Elettoralmente, si osserva oggi che i povericristi bocciano i boy-scout delle classi povere.

Marx vedeva … rosso all’idea di sollevare le sorti della classi povere:
il cui lavoro è separato dal possesso del suo frutto (“alienazione”),
e tanto peggio se non hanno un lavoro da vendere semplicemente perché nessuno gli domanda di comprarglielo:
oggi si constata che il “lavoro socialmente necessario” si è ridotto, forse molto o moltissimo, chissà quanto? (il dopo-crisi non sarà quello del passato).

Marx voleva dei titolari del loro lavoro,
e come tali titolari e attori di un lavoro trascendente quello socialmente necessario (“rivoluzione”, generazione di una nuova-successiva realtà).

Come è andata lo sappiamo, o crediamo di saperlo (ne ho già detto la critica freudiana), e non vi torno sopra:
in ogni caso, la “Sinistra” di oggi è nata, negli anni ’70, in seguito alla severa cancellazione del nome di Marx dai monumenti della storia del movimento operaio.

Che c’entro io, piccolo freudiano, psicoanalista, amico del pensiero come condizione di Freud e della psicoanalisi?:
c’entro a partire dall’osservare la generale rinuncia umana (Verzicht), prima che al tesoro del frutto:
alla titolarità stessa del proprio lavoro produttivo, un lavoro di pensiero anzitutto.

Io sono comunista perché lavoro ogni giorno alla costruzione di una lingua (contro la distinzione lingua/linguaggio) comune:
che esiste nell’univocità, aut-aut, sì o no, non nell’equivocità del kierkegaardiano vel-vel:
vel la borsa vel la vita”, in cui una vita magra è conservata in cambio di una borsa vuota, o fornita a-pena a-pena:
oggi il boy-scout di sinistra milita per l’a-pena a-pena, e con la lingua di questo.

C’è poi, ma solo poi, una distinzione tra sinistra e destra:
la destra odia il pensiero e non lo tollera (“intellettuali!”, ovviamente di sinistra), con la sola ragione del torto, la peggiore ragione;
la sinistra ha pensiero, essa sì, ma a scartamento ridotto, melanconico (Dürer con Freud), o antigoneo:
naturalmente, anche la destra ha cercato di impadronirsi di Antigone, in una disputa senza fine che potrebbe anche finire come “Embrassons-nous!” nella tomba di Antigone.
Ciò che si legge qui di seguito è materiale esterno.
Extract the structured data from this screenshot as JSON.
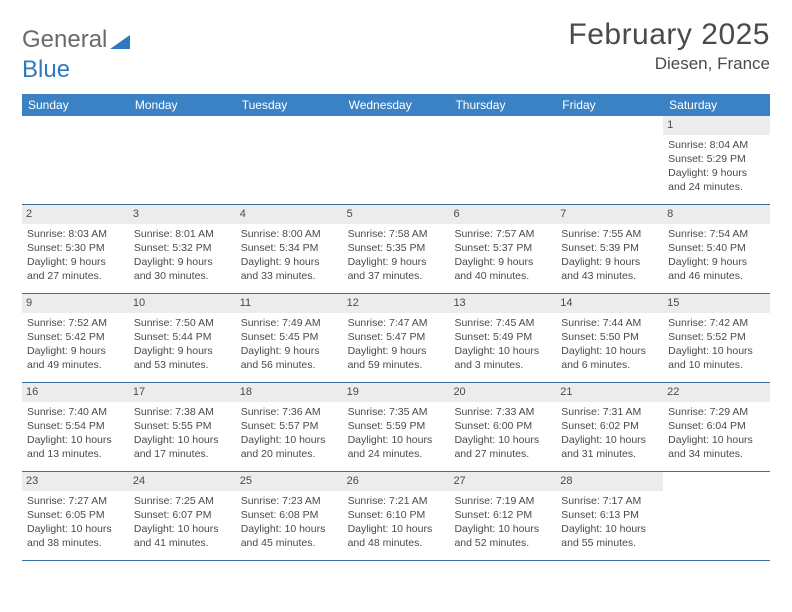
{
  "logo": {
    "text1": "General",
    "text2": "Blue"
  },
  "title": "February 2025",
  "location": "Diesen, France",
  "colors": {
    "header_bg": "#3b82c4",
    "header_text": "#ffffff",
    "row_border": "#3b6fa0",
    "daynum_bg": "#ececec",
    "body_text": "#4a4a4a",
    "logo_gray": "#6a6a6a",
    "logo_blue": "#2f7abf",
    "page_bg": "#ffffff"
  },
  "day_names": [
    "Sunday",
    "Monday",
    "Tuesday",
    "Wednesday",
    "Thursday",
    "Friday",
    "Saturday"
  ],
  "weeks": [
    [
      {
        "n": "",
        "empty": true
      },
      {
        "n": "",
        "empty": true
      },
      {
        "n": "",
        "empty": true
      },
      {
        "n": "",
        "empty": true
      },
      {
        "n": "",
        "empty": true
      },
      {
        "n": "",
        "empty": true
      },
      {
        "n": "1",
        "sunrise": "8:04 AM",
        "sunset": "5:29 PM",
        "daylight": "9 hours and 24 minutes."
      }
    ],
    [
      {
        "n": "2",
        "sunrise": "8:03 AM",
        "sunset": "5:30 PM",
        "daylight": "9 hours and 27 minutes."
      },
      {
        "n": "3",
        "sunrise": "8:01 AM",
        "sunset": "5:32 PM",
        "daylight": "9 hours and 30 minutes."
      },
      {
        "n": "4",
        "sunrise": "8:00 AM",
        "sunset": "5:34 PM",
        "daylight": "9 hours and 33 minutes."
      },
      {
        "n": "5",
        "sunrise": "7:58 AM",
        "sunset": "5:35 PM",
        "daylight": "9 hours and 37 minutes."
      },
      {
        "n": "6",
        "sunrise": "7:57 AM",
        "sunset": "5:37 PM",
        "daylight": "9 hours and 40 minutes."
      },
      {
        "n": "7",
        "sunrise": "7:55 AM",
        "sunset": "5:39 PM",
        "daylight": "9 hours and 43 minutes."
      },
      {
        "n": "8",
        "sunrise": "7:54 AM",
        "sunset": "5:40 PM",
        "daylight": "9 hours and 46 minutes."
      }
    ],
    [
      {
        "n": "9",
        "sunrise": "7:52 AM",
        "sunset": "5:42 PM",
        "daylight": "9 hours and 49 minutes."
      },
      {
        "n": "10",
        "sunrise": "7:50 AM",
        "sunset": "5:44 PM",
        "daylight": "9 hours and 53 minutes."
      },
      {
        "n": "11",
        "sunrise": "7:49 AM",
        "sunset": "5:45 PM",
        "daylight": "9 hours and 56 minutes."
      },
      {
        "n": "12",
        "sunrise": "7:47 AM",
        "sunset": "5:47 PM",
        "daylight": "9 hours and 59 minutes."
      },
      {
        "n": "13",
        "sunrise": "7:45 AM",
        "sunset": "5:49 PM",
        "daylight": "10 hours and 3 minutes."
      },
      {
        "n": "14",
        "sunrise": "7:44 AM",
        "sunset": "5:50 PM",
        "daylight": "10 hours and 6 minutes."
      },
      {
        "n": "15",
        "sunrise": "7:42 AM",
        "sunset": "5:52 PM",
        "daylight": "10 hours and 10 minutes."
      }
    ],
    [
      {
        "n": "16",
        "sunrise": "7:40 AM",
        "sunset": "5:54 PM",
        "daylight": "10 hours and 13 minutes."
      },
      {
        "n": "17",
        "sunrise": "7:38 AM",
        "sunset": "5:55 PM",
        "daylight": "10 hours and 17 minutes."
      },
      {
        "n": "18",
        "sunrise": "7:36 AM",
        "sunset": "5:57 PM",
        "daylight": "10 hours and 20 minutes."
      },
      {
        "n": "19",
        "sunrise": "7:35 AM",
        "sunset": "5:59 PM",
        "daylight": "10 hours and 24 minutes."
      },
      {
        "n": "20",
        "sunrise": "7:33 AM",
        "sunset": "6:00 PM",
        "daylight": "10 hours and 27 minutes."
      },
      {
        "n": "21",
        "sunrise": "7:31 AM",
        "sunset": "6:02 PM",
        "daylight": "10 hours and 31 minutes."
      },
      {
        "n": "22",
        "sunrise": "7:29 AM",
        "sunset": "6:04 PM",
        "daylight": "10 hours and 34 minutes."
      }
    ],
    [
      {
        "n": "23",
        "sunrise": "7:27 AM",
        "sunset": "6:05 PM",
        "daylight": "10 hours and 38 minutes."
      },
      {
        "n": "24",
        "sunrise": "7:25 AM",
        "sunset": "6:07 PM",
        "daylight": "10 hours and 41 minutes."
      },
      {
        "n": "25",
        "sunrise": "7:23 AM",
        "sunset": "6:08 PM",
        "daylight": "10 hours and 45 minutes."
      },
      {
        "n": "26",
        "sunrise": "7:21 AM",
        "sunset": "6:10 PM",
        "daylight": "10 hours and 48 minutes."
      },
      {
        "n": "27",
        "sunrise": "7:19 AM",
        "sunset": "6:12 PM",
        "daylight": "10 hours and 52 minutes."
      },
      {
        "n": "28",
        "sunrise": "7:17 AM",
        "sunset": "6:13 PM",
        "daylight": "10 hours and 55 minutes."
      },
      {
        "n": "",
        "empty": true
      }
    ]
  ],
  "labels": {
    "sunrise": "Sunrise:",
    "sunset": "Sunset:",
    "daylight": "Daylight:"
  }
}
La rinuncia come rinuncia al pensiero, o alla titolarità del lavoro, ha più modi:
cento volte ho detto che il primo è quello di Rossella o’ Hara (quello detto “rimozione”):
“ci penserò domani” all’infinito, come rinuncia al lavoro o alla titolarità del corpo:
la “rimozione” è solo rinuncia autogestita, non imposta da padroni esterni, e neanche dal “Destino”.

Questa rinuncia, che è rinuncia di massa, è fattoredi povertà nel capitalismo, anteriore a esso, indipendente dal capitalismo.
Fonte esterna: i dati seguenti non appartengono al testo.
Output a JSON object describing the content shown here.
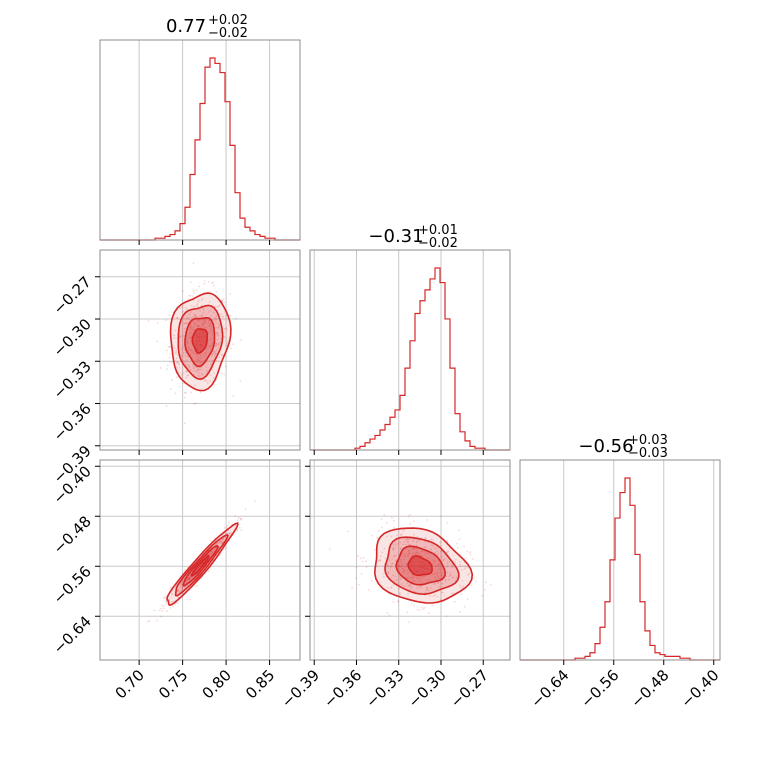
{
  "chart_data": {
    "type": "corner",
    "color": "#d62728",
    "parameters": [
      {
        "summary": "0.77",
        "plus": "+0.02",
        "minus": "−0.02",
        "range": [
          0.655,
          0.885
        ],
        "ticks": [
          0.7,
          0.75,
          0.8,
          0.85
        ],
        "tick_labels": [
          "0.70",
          "0.75",
          "0.80",
          "0.85"
        ]
      },
      {
        "summary": "−0.31",
        "plus": "+0.01",
        "minus": "−0.02",
        "range": [
          -0.393,
          -0.251
        ],
        "ticks": [
          -0.39,
          -0.36,
          -0.33,
          -0.3,
          -0.27
        ],
        "tick_labels": [
          "−0.39",
          "−0.36",
          "−0.33",
          "−0.30",
          "−0.27"
        ]
      },
      {
        "summary": "−0.56",
        "plus": "+0.03",
        "minus": "−0.03",
        "range": [
          -0.71,
          -0.39
        ],
        "ticks": [
          -0.64,
          -0.56,
          -0.48,
          -0.4
        ],
        "tick_labels": [
          "−0.64",
          "−0.56",
          "−0.48",
          "−0.40"
        ]
      }
    ],
    "histograms": [
      {
        "param": 0,
        "counts": [
          0,
          0,
          0,
          0,
          0,
          0,
          0,
          0,
          0,
          0,
          0,
          1,
          1,
          2,
          3,
          5,
          9,
          18,
          36,
          55,
          75,
          95,
          100,
          97,
          92,
          76,
          52,
          26,
          12,
          7,
          5,
          3,
          2,
          1,
          1,
          0,
          0,
          0,
          0,
          0
        ]
      },
      {
        "param": 1,
        "counts": [
          0,
          0,
          0,
          0,
          0,
          0,
          0,
          0,
          0,
          1,
          2,
          4,
          6,
          8,
          11,
          14,
          18,
          22,
          30,
          45,
          60,
          75,
          82,
          88,
          94,
          100,
          92,
          72,
          45,
          20,
          10,
          5,
          2,
          1,
          1,
          0,
          0,
          0,
          0,
          0
        ]
      },
      {
        "param": 2,
        "counts": [
          0,
          0,
          0,
          0,
          0,
          0,
          0,
          0,
          0,
          0,
          0,
          1,
          1,
          2,
          4,
          9,
          18,
          32,
          55,
          78,
          92,
          100,
          85,
          58,
          32,
          16,
          8,
          4,
          3,
          2,
          2,
          2,
          1,
          1,
          0,
          0,
          0,
          0,
          0,
          0
        ]
      }
    ],
    "pairs": [
      {
        "x": 0,
        "y": 1,
        "center": [
          0.77,
          -0.315
        ],
        "spread": [
          0.017,
          0.017
        ],
        "corr": 0.1,
        "contour_radii": [
          0.5,
          1.0,
          1.5,
          2.0
        ]
      },
      {
        "x": 0,
        "y": 2,
        "center": [
          0.77,
          -0.56
        ],
        "spread": [
          0.02,
          0.032
        ],
        "corr": 0.96,
        "contour_radii": [
          0.5,
          1.0,
          1.5,
          2.0
        ]
      },
      {
        "x": 1,
        "y": 2,
        "center": [
          -0.315,
          -0.56
        ],
        "spread": [
          0.017,
          0.03
        ],
        "corr": -0.2,
        "contour_radii": [
          0.5,
          1.0,
          1.5,
          2.0
        ]
      }
    ]
  }
}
L’individuo umano astratto freudiano precede l’individuo umano astratto marxiano.

Da anni descrivo la povertà da rinuncia al pensiero con le tre categorie:
lucro cessante,
danno emergente,
lucro non emergente,
che è una descrizione della patologia a portata di ogni mano e di ogni contatore di cassa.

Inversamente, è patologia ogni stato soggetto a queste tre categorie, ossia psichiatria e psicologia cedono il posto all’economia.
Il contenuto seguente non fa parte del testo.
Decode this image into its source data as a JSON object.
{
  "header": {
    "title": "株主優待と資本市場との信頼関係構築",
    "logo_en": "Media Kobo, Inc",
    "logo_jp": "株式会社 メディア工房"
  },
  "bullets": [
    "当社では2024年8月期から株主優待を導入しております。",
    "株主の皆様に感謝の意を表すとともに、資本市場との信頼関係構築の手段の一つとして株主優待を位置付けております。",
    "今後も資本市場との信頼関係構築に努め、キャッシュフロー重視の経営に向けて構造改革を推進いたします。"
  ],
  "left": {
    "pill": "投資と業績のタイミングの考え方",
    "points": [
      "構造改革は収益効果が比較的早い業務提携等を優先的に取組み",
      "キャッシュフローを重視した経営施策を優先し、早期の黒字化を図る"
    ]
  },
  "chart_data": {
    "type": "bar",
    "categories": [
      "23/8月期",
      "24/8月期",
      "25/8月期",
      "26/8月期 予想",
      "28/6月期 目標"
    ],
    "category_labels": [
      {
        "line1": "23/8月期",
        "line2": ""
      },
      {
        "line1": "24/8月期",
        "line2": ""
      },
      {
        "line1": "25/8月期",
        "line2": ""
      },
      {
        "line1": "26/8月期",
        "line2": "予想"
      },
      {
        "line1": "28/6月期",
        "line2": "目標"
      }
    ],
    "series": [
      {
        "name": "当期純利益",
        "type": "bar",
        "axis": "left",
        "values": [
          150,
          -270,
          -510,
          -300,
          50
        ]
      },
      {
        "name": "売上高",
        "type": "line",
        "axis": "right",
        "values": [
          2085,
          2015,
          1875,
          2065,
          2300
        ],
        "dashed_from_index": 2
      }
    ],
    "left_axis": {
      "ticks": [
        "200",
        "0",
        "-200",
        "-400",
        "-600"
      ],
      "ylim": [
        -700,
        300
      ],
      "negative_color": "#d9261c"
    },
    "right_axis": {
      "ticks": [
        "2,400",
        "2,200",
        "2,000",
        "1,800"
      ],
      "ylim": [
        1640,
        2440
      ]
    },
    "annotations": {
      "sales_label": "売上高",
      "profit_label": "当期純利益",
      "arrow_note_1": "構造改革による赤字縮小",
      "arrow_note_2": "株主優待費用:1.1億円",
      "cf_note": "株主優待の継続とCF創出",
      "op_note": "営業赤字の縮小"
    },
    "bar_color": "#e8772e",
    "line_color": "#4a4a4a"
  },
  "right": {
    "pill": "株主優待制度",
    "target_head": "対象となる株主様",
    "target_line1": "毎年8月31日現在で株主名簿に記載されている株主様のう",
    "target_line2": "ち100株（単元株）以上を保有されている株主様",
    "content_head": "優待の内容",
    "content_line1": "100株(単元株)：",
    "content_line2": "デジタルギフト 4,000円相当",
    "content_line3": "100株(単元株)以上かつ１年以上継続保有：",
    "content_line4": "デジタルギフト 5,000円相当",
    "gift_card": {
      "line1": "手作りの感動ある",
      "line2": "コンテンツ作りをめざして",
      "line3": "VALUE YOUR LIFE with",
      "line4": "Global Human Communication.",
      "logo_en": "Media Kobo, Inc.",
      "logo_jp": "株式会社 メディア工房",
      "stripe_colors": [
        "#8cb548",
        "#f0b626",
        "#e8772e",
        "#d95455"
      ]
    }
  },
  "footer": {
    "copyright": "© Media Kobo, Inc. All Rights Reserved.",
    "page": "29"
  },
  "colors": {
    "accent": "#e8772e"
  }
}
Sarebbe interessante discutere
– ma chi saprebbe fare certe discussioni? –
se  sua volta il Capitalismo non sia asservito a questa generale e precedente rinuncia, sia pure a fini successivi di asservimento.

Siamo alla domanda di sempre:
perché il servo si è lasciato asservire?, e il povero impoverire?

La sinistra dei poveri obbedisce a una sorta di astratta ecumenica preteria mondiale (anche “laica”) che strimpella “amore” senza saper dire cos’è.

Su ciò gioco da tempo a carte scoperte:
l’amore è la parabola dei talenti (o delle mine), con produzione e tesoro,
ossia un’implicazione reciproca di economia e diritto che ha e ha solo sede individuale:
è a partire da questa san(t)a sede individuale che acquista senso e significato la parola “amore”, uscendo dal lamentevole e dal melanconico.

Forse si continuerà per tutti i secoli a negare l’esistenza del titolare di questo nesso di implicazione:
se esistesse sarei io,
ma la guerra mondiale sull’io continua:
in ultima analisi, è sull’io che sono freudiano.

É massimamente degno di nota un fatto:
che un tale titolare è capace di ogni dipendenza (Abhängigkeiten, o dipendenze, des Ichs, Freud) e insieme di ogni iniziativa o impresa:
ecco la definizione della modestia, o della sovranità
(di cui il “narcisismo” è il nemico pidocchioso, o invidioso).